Born Giovanni Gaetano Orsini, the future Pope was part of a noble family that ruled over a large portion of modern-day Italy. The future Pope was born in Roma where his father was handed the role of Senator of the Holy City where he had played a key role in protecting the city from the grasp of Frederick II. Unlike most Popes, Nicholas III did not take Holy Orders until he was appointed Pope.

The Influence of St. Francis of Assissi

One of the major areas of influence for the future Pope was his father’s friendship with the renowned St. Francis of Assissi. It is thought the close relationship between his father and the Saint led to the generous gifts and success afforded the Franciscans during his papacy.

A Difficult Time and Election

Pope Nicholas III had become a trusted ally of every new Church leader throughout his adult life but had not been ordained a priest despite taking the role of General Inquisitor in 1262. In 1276, four Popes headed the Church culminating in the election of Pope John XXI.

The Pope would die when a new roof collapsed on him leading to a six-month conclave where the most experienced Cardinal failed to lead the 12 members to a decision. Eventually, Pope Nicholas III was elected with some controversy because of his not being a candidate chosen by the King of France.

Accusations of Corruption and Nepotism

One of the reasons for the continued fame of Pope Nicholas III is his inclusion in the poem, “The Inferno” by Dante. The inclusion of the Pope in the eighth circle of Hell is because of the nepotism he showed to his family after taking up the role of the Holy See. As the Vicar of Rome, Nicholas awarded many of his close relatives roles as cardinals and gave his family lands owned by the Church.

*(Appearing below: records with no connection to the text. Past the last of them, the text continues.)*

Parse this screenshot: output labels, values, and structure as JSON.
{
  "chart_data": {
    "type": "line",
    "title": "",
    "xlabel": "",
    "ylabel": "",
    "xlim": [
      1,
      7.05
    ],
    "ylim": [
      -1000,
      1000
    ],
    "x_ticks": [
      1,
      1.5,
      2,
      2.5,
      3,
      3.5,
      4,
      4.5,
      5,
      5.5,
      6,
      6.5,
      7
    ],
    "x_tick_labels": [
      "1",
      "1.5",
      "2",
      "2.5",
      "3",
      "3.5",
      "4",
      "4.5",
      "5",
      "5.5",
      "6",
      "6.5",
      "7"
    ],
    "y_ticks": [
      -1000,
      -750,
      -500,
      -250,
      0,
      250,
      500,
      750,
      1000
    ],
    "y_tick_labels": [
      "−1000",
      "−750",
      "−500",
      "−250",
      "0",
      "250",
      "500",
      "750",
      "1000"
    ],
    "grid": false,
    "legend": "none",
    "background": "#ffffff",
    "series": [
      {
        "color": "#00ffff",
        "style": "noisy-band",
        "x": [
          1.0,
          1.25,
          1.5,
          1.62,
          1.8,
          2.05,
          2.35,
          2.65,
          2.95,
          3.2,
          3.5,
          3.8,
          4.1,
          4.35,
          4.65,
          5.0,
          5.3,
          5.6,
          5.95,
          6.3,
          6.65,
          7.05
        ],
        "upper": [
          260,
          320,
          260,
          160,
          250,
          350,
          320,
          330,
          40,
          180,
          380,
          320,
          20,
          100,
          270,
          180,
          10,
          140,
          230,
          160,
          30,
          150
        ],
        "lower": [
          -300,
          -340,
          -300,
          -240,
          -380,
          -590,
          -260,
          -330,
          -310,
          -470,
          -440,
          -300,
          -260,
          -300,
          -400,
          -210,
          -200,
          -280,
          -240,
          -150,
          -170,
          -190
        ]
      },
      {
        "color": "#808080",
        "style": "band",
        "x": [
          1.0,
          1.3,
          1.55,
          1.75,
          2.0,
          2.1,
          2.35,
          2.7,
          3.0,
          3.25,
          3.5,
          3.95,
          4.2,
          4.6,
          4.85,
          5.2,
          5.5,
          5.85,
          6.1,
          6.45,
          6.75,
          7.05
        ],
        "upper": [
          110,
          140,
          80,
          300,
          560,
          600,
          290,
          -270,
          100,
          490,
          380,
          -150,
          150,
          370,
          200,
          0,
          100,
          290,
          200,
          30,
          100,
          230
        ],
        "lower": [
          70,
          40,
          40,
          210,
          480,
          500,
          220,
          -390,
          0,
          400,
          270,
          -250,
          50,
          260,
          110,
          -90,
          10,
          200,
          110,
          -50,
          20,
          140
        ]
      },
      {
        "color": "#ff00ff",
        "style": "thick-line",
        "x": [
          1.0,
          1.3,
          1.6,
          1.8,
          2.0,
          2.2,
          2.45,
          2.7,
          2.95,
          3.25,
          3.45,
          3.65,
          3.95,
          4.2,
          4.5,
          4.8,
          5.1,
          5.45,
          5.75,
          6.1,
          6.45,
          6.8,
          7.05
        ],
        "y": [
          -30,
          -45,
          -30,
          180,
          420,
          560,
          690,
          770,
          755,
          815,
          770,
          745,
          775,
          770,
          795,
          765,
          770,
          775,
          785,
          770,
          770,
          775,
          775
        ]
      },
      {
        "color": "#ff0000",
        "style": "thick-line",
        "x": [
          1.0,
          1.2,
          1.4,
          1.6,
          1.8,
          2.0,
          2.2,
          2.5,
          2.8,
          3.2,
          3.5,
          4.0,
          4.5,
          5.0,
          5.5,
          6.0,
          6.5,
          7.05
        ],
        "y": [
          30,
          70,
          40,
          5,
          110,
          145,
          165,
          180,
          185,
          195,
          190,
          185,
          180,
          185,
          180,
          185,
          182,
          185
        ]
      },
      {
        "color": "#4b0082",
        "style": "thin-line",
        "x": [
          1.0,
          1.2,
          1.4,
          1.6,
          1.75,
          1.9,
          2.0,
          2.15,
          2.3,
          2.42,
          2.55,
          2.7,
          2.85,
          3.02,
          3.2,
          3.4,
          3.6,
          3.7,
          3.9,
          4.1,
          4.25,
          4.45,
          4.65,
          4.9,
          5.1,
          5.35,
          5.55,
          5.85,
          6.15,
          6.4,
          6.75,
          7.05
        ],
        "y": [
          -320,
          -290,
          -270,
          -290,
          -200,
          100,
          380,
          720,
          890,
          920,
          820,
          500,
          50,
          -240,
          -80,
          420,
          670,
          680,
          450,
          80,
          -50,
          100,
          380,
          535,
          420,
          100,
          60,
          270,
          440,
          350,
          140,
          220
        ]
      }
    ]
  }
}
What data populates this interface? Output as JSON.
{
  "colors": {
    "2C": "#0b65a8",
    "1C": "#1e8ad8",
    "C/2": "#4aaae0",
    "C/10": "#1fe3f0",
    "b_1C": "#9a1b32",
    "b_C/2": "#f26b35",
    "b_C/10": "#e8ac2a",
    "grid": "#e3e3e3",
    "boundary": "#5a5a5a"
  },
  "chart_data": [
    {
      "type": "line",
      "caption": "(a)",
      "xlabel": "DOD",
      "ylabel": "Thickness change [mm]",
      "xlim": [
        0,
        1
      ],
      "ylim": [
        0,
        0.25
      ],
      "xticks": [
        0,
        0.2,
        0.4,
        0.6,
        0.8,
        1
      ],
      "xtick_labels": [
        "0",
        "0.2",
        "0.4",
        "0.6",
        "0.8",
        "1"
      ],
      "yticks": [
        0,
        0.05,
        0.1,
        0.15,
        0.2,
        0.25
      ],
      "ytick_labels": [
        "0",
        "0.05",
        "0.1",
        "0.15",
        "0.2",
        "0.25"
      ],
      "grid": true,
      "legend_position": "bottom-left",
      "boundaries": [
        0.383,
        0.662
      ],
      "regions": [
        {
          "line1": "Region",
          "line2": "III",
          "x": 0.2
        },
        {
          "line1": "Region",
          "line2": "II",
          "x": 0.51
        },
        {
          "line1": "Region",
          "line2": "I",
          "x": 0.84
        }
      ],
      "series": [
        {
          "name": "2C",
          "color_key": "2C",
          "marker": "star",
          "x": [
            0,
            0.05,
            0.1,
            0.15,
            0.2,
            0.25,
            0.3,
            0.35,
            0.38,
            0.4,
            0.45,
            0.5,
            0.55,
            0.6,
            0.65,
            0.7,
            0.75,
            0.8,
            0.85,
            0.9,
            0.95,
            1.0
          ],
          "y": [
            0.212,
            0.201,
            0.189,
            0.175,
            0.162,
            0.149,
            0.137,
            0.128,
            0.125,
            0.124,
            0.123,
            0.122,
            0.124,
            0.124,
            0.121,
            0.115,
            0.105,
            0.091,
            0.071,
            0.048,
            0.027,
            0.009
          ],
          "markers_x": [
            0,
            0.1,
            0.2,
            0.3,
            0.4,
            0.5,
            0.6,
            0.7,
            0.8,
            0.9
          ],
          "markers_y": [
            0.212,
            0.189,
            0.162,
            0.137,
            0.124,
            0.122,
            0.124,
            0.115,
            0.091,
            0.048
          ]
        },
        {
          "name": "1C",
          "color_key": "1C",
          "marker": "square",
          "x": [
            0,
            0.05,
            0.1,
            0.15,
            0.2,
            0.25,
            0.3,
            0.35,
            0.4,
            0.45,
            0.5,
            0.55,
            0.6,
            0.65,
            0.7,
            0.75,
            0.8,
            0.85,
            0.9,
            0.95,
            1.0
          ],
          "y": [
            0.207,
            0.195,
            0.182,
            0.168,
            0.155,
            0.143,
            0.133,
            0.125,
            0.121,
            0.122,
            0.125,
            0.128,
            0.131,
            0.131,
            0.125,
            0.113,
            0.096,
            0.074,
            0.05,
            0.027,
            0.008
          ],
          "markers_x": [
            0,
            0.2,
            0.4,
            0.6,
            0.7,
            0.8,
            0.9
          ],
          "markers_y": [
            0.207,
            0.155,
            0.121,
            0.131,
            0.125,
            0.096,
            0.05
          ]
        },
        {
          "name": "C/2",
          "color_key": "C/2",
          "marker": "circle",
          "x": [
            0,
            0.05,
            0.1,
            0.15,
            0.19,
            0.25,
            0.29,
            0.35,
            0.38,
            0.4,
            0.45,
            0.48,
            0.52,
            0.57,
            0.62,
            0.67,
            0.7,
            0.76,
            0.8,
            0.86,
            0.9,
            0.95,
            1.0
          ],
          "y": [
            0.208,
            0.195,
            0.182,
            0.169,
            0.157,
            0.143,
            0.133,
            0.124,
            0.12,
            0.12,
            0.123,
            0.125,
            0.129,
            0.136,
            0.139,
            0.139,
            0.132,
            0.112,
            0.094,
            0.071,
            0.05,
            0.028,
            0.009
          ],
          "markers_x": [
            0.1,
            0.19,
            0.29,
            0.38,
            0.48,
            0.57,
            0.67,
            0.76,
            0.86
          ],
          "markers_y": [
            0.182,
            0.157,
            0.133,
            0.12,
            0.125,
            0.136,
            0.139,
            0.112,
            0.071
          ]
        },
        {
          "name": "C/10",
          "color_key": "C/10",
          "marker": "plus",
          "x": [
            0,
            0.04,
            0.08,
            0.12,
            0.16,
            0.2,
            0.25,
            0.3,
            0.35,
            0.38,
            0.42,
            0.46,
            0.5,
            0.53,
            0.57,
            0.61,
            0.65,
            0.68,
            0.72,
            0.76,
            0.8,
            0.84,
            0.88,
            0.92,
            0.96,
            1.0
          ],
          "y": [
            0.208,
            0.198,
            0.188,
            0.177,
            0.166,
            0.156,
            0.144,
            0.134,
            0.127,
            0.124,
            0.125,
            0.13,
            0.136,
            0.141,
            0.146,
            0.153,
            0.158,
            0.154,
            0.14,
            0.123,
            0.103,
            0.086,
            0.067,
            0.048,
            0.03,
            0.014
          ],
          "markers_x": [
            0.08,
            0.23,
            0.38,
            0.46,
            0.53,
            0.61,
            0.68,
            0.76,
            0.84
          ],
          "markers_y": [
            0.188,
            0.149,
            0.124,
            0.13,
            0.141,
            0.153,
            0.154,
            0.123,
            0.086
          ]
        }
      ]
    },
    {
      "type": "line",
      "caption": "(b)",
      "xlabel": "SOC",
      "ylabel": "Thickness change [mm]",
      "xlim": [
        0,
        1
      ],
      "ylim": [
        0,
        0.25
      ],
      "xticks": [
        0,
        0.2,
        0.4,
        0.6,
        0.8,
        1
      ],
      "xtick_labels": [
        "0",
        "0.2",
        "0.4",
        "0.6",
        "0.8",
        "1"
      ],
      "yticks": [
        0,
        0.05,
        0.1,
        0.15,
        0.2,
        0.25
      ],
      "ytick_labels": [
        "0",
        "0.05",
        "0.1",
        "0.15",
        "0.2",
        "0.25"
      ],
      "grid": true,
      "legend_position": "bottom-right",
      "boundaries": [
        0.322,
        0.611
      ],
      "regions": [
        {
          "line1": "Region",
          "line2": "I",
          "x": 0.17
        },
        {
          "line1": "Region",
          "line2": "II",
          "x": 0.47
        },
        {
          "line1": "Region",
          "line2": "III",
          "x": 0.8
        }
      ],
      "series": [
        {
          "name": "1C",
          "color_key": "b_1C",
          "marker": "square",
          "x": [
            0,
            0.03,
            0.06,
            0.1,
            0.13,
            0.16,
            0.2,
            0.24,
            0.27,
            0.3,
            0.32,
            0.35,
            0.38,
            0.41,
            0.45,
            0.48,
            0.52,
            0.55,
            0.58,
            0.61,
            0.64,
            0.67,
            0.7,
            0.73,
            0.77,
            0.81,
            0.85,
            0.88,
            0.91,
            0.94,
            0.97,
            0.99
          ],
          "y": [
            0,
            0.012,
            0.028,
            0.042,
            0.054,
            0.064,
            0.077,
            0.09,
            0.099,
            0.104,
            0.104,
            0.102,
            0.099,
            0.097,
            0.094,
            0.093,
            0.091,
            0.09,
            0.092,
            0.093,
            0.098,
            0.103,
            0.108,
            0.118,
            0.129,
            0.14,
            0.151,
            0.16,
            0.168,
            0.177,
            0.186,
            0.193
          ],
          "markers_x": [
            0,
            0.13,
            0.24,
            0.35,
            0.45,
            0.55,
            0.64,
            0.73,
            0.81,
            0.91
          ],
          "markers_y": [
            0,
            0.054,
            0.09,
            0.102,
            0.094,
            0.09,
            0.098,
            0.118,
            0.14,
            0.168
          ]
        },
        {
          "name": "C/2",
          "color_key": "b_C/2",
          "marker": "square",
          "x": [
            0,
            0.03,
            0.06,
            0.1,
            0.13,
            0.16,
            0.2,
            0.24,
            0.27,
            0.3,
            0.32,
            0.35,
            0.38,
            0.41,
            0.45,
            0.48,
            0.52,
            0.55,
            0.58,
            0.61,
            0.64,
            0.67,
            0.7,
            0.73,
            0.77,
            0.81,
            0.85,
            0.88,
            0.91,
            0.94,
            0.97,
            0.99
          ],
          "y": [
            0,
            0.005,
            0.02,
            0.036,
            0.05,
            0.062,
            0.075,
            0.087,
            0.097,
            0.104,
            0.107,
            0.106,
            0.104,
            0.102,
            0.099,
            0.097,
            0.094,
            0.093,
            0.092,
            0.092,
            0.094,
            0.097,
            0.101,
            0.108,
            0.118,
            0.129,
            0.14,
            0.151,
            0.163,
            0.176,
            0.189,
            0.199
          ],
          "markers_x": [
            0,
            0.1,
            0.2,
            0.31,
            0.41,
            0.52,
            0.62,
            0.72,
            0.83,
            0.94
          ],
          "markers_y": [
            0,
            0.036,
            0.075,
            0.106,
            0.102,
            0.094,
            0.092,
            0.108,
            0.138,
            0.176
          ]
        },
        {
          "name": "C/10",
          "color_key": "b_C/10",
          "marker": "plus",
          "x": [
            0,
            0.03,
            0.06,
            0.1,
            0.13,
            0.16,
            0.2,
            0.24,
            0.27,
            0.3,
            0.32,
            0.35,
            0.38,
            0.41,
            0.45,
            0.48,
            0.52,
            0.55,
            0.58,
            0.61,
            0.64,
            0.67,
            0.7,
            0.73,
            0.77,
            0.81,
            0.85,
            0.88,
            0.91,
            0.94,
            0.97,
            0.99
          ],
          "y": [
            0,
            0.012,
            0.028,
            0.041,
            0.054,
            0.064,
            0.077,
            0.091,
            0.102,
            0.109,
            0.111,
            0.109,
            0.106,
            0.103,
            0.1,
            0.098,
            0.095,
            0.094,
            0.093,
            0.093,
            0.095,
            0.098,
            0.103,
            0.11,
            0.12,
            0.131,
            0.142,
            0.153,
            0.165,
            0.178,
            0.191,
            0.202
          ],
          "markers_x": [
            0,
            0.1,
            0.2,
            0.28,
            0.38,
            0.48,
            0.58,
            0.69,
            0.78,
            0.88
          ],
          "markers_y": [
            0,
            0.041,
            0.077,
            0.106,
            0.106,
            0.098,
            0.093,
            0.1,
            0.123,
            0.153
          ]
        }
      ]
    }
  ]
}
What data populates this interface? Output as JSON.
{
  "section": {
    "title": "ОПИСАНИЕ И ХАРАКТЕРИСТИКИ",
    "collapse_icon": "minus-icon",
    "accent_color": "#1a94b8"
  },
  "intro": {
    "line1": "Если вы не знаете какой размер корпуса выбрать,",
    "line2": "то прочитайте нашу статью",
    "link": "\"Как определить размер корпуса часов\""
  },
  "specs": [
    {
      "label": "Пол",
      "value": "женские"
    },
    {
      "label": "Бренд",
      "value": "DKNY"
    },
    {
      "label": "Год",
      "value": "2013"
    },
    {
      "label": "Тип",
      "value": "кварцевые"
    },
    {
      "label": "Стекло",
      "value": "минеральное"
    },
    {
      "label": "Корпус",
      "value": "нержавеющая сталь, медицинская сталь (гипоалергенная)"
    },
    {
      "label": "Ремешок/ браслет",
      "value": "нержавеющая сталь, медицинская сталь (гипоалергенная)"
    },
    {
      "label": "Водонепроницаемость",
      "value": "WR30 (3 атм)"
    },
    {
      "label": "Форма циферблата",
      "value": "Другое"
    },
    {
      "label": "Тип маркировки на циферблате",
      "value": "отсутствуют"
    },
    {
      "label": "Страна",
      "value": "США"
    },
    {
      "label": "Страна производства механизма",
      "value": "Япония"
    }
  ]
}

Quick Facts about Pope Nicholas III

  • He was born in Rome in 1225 making him 52 when he became Pope.
  • Nicholas III was born Giovanni and was a member of the noble, Orsini family and had given the world a number of Popes.
  • Pope Nicholas III died on 22 August 1280 at his country retreat in Castro Soriano.
  • Little is known about the reasons behind his quick demise and death. Contemporary writers state the Pope was struck down suddenly and died without ever regaining the ability to speak.
  • Pope Nicholas III reigned as Pope for two years, eight months, and 28 days.
  • Nicholas III was replaced by Pope Martin IV.

Interesting Facts About Pope Nicholas III

One of the main concerns of the Pope after he was appointed to the position was to secure the borders of the Papal states through a series of treaties with different rulers. The ongoing concerns over the power of Frederick II were finally put to bed under the leadership of Nicholas III.

During his lifetime and during the many studies that have looked back on his life, Pope Nicholas III is seen as a contradiction. He is often referred to as a thoughtful and intelligent Pope, but he would reward his family members with lands, wealth, and positions of power.
The poet Dante included Pope Nicholas III in his poem, “The Inferno” and states he was condemned to Hell for the crime of selling Church offices and position.

Like most Popes of the period who died suddenly, conspiracy theories have been seen since his unexpected death. The fact Nicholas III was suddenly taken ill and died while unable to speak or move freely has given rise to theories he was poisoned by his many enemies.